Civil Air Patrol pilot, 80, still high on the miracle of flight
On a recent frigid morning, Frederick G. Herbert pulled the protective covering from a 1973 Cessna Cardinal parked at the Groton-New London Airport.
He removed protective blocks near the propellers and proceeded to tell guests about the width of the two doors: They are nearly the size of an automobile's to make entering and exiting the plane easier.
"It is a nice airplane, but it wasn't popular," he said, looking over the flying machine. "It may be an old airplane, but it gets its annual inspections and is in pretty good shape."
The same could be said for its pilot.
The 80-year-old Preston resident has been flying on and off for 49 years. He has logged more than 4,000 flight hours, and his passengers have included relatives, friends and the recently deceased.
"Now, some people are very uncomfortable flying in light aircraft, almost terrified, and others feel it's wonderful, miraculous," Herbert said.
"I feel flying light airplanes today, or jet aircraft, is a miracle. The system on the ground is broken, but the machine itself, with its speed, its safety and electronics, is accurate and reliable. I find it a wonder. I marvel at it more than the average person," he said.
His passion for maneuvering through the air has brought him two records for speed and various adventures, including joining a search for what he later found out was John F. Kennedy Jr.'s downed aircraft and flying the body of a woman from Hartford to Canada for her funeral.
Herbert has never been a career pilot, although he holds a commercial license.
After a stint in the U.S. Army at the end of World War II, Herbert, originally from Maryland, took a civilian job as an electronics engineer for the War Department and then with the Glenn L. Martin Co. missile test crew at Cape Canaveral, Fla.
"Nobody had heard of the place when I went there in '52," he said.
The father of three and grandfather of two said that in the 1970s it was time for the family, including his wife of more than 50 years, Marilyn, to "take root" somewhere after so many years of traveling.
He became a business manager at Southern Connecticut State University and eventually retired, in 1991, as an administrative dean at Eastern Connecticut State University.
It was during his tenure at ECSU that he became reacquainted with flying.
A local Civil Air Patrol squadron had received an aircraft, and members had to log a certain number of hours per month on it or they would lose the plane. They knew Herbert was a pilot and asked him to occasionally fly.
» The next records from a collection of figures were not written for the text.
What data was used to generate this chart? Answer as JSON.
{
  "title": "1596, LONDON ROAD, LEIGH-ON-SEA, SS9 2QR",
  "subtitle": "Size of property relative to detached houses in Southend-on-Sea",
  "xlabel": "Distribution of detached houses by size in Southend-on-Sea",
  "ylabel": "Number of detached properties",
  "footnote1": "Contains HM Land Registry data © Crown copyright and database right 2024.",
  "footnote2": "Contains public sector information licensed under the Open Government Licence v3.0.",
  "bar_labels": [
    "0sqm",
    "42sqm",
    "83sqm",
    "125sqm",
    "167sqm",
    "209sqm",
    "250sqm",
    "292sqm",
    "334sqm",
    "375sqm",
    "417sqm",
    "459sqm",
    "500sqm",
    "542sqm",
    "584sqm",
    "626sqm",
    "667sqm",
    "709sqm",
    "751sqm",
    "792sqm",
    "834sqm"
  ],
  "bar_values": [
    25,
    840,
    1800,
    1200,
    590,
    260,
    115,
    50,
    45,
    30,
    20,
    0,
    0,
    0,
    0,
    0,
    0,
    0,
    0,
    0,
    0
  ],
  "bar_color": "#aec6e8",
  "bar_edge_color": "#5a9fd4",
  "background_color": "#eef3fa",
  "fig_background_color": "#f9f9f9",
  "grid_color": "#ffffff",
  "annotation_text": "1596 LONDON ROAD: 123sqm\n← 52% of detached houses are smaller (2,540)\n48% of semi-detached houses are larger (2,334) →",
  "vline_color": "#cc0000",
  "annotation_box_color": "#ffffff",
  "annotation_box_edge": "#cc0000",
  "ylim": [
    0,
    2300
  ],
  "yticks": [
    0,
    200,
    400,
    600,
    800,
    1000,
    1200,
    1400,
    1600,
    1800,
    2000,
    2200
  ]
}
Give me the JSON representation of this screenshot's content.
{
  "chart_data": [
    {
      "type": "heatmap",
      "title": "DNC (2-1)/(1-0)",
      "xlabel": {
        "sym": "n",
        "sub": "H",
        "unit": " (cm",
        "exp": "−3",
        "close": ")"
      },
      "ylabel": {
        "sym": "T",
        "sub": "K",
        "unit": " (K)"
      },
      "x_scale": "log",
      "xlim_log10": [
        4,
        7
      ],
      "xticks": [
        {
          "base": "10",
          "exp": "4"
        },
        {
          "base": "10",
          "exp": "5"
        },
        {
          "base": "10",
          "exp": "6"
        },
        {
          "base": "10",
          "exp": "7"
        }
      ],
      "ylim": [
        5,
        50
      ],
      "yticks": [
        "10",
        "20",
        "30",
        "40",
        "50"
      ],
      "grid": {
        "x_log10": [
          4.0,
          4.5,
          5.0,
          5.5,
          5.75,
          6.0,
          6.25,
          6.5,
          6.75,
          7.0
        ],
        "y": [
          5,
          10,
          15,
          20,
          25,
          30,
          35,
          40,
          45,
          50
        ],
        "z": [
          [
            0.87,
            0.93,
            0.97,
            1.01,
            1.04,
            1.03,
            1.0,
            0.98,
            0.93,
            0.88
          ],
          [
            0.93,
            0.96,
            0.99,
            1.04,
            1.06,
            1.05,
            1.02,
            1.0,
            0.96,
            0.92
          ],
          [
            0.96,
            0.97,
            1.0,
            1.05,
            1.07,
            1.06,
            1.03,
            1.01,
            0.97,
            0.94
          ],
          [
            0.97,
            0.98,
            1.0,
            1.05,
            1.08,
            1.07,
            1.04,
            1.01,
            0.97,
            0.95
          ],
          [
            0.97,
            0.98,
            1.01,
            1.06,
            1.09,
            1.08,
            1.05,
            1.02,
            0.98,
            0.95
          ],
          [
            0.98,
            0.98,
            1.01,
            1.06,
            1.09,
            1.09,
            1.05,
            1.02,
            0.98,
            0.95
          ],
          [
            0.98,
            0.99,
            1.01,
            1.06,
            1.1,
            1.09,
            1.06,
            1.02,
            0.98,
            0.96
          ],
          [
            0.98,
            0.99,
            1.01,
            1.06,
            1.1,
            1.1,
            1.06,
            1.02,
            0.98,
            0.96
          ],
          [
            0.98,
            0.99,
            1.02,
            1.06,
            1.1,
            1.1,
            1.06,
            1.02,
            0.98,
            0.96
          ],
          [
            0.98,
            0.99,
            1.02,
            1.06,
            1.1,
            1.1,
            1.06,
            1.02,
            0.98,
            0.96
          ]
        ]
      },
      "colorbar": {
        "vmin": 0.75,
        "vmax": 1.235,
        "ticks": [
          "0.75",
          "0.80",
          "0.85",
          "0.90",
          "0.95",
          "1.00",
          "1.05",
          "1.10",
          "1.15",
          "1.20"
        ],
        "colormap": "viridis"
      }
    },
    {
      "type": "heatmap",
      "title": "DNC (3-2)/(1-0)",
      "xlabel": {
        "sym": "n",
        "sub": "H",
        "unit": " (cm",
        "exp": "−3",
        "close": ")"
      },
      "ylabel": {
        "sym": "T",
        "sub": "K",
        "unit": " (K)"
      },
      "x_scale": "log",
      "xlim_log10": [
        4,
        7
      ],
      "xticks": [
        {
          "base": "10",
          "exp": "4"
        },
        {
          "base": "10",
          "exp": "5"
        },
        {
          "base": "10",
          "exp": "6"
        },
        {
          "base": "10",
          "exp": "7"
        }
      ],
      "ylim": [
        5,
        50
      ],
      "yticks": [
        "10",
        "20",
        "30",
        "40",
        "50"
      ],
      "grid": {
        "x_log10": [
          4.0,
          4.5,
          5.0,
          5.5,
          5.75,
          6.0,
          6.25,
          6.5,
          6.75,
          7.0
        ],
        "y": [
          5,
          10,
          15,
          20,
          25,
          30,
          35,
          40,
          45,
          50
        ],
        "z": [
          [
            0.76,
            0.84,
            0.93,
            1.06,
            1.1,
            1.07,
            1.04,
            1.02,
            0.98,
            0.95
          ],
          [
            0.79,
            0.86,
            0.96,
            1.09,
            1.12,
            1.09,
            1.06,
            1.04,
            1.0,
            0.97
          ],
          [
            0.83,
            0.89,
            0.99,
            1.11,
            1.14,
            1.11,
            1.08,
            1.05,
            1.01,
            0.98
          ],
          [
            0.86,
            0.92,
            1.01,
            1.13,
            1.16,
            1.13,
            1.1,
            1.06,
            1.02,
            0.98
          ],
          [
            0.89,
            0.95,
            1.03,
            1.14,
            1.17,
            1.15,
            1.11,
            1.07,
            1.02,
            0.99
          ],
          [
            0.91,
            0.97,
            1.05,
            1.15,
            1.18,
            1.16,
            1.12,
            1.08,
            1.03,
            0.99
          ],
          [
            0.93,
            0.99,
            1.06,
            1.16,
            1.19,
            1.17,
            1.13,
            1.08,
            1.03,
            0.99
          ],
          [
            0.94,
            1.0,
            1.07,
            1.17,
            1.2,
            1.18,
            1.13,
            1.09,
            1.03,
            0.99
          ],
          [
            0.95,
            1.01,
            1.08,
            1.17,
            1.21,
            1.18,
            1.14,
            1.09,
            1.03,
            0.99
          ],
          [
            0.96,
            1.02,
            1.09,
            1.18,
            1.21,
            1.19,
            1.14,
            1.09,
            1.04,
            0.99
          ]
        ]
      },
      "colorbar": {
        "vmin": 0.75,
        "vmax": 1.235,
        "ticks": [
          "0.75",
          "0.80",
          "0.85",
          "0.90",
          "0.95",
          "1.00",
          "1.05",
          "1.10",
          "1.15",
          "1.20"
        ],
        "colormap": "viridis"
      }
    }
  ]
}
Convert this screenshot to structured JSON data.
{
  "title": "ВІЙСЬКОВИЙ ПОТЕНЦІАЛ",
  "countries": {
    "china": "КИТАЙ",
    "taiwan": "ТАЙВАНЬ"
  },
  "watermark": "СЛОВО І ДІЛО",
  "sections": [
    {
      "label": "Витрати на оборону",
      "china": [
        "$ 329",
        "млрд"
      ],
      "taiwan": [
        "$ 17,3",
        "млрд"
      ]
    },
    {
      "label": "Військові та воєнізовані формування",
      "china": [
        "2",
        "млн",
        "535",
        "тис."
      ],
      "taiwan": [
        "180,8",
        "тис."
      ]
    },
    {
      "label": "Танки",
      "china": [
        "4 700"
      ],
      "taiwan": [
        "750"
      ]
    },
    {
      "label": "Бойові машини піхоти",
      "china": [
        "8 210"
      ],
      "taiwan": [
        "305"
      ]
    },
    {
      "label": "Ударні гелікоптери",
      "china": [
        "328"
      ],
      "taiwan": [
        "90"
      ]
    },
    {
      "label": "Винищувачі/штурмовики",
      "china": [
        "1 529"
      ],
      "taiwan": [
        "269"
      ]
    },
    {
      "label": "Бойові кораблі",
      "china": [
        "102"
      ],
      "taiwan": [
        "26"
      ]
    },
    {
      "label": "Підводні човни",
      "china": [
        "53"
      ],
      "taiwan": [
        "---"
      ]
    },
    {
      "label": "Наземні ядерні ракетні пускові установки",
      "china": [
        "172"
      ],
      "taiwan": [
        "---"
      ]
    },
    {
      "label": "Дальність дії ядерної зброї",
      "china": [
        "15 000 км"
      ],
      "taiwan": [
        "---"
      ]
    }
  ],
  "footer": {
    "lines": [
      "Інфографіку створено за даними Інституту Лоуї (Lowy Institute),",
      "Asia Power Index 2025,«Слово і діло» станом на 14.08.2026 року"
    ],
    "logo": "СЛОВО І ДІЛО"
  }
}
"I had stopped flying sometime in the '70s and thought I got it all out of my system," Herbert said.
He initially declined but was curious about whether he could still pass the required physical. He passed and started flying again.
Of all his accomplishments in aviation, Herbert is most proud of his continued membership in the Thames River Composite Squadron, a unit of the Connecticut Wing of the Civil Air Patrol, an auxiliary of the U.S. Air Force.
"He's been around for a long time. He was there in the old days. He's a living history book for the CAP and a wonderful person to have around," said Squadron Lt. Col. and Commander Lawrence Kinch.
Elizabeth Scannell, one of Herbert's daughters, remembers as a 4-year-old being in the plane with her father and sitting atop two pillows so she could see out the window.
"I think it's pretty amazing that a man who is pushing 81 still has the mental and physical capacity to fly. It's inspirational," she said.
Scannell's youngest son, Jonathan, 17, shares his grandfather's passion. He is a second lieutenant and the cadet commander of the Thames River Squadron. Jonathan took his first solo flight over the summer.
"Not everyone does it. It's something different. It's pretty impressive what he's done," Jonathan Scannell said of his grandfather.
As Herbert tells it, he's been flying so long he started with wooden propellers and 55 horsepower planes. He first took flight in 1947 at 18 years old, right around the time he joined the Maryland Air National Guard.
"All that time when I flew I expected that if I went down or if I was overdue the CAP would come search for me," Herbert said. "In the 1980s I thought, 'Gee, maybe I ought to do something for the CAP because of all those years I thought they could be looking for me.'"
He joined the Thames River Squadron in 1981. He has served the commander of the Connecticut Wing, overseeing 13 squadrons throughout the state, and is now the northeast region's CAP historian, with the rank of colonel.
In October 2008 Herbert was honored for his service to the patrol and recognized for a record-breaking flight from Hartford to York, Pa., which he did in two hours and three minutes, averaging slightly more than 202 kilometers per hour. He flew a Cessna 177B and the flight record represents the fastest speed of any piston- engine landplane weighing between 1,102 pounds and 2,205 pounds, according to a news release from the National Aeronautic Association distributed at that time.
The primary reason for the flight was not to break a record. It was to commemorate the 65th anniversary of the death of 2nd Lt. Andre E. Maye, a CAP pilot for the Courier Service stationed at Bradley Airport at the onset of World War II. Maye and mechanic George M. Menzel died when their plane crashed.
Currently, Herbert uses the Cessna Cardinal, which he has co-owned with other pilots since 2002, on many trips throughout the Northeast. He said he expects to continue serving and flying for many more years, so long as he passes his annual pilot's physical.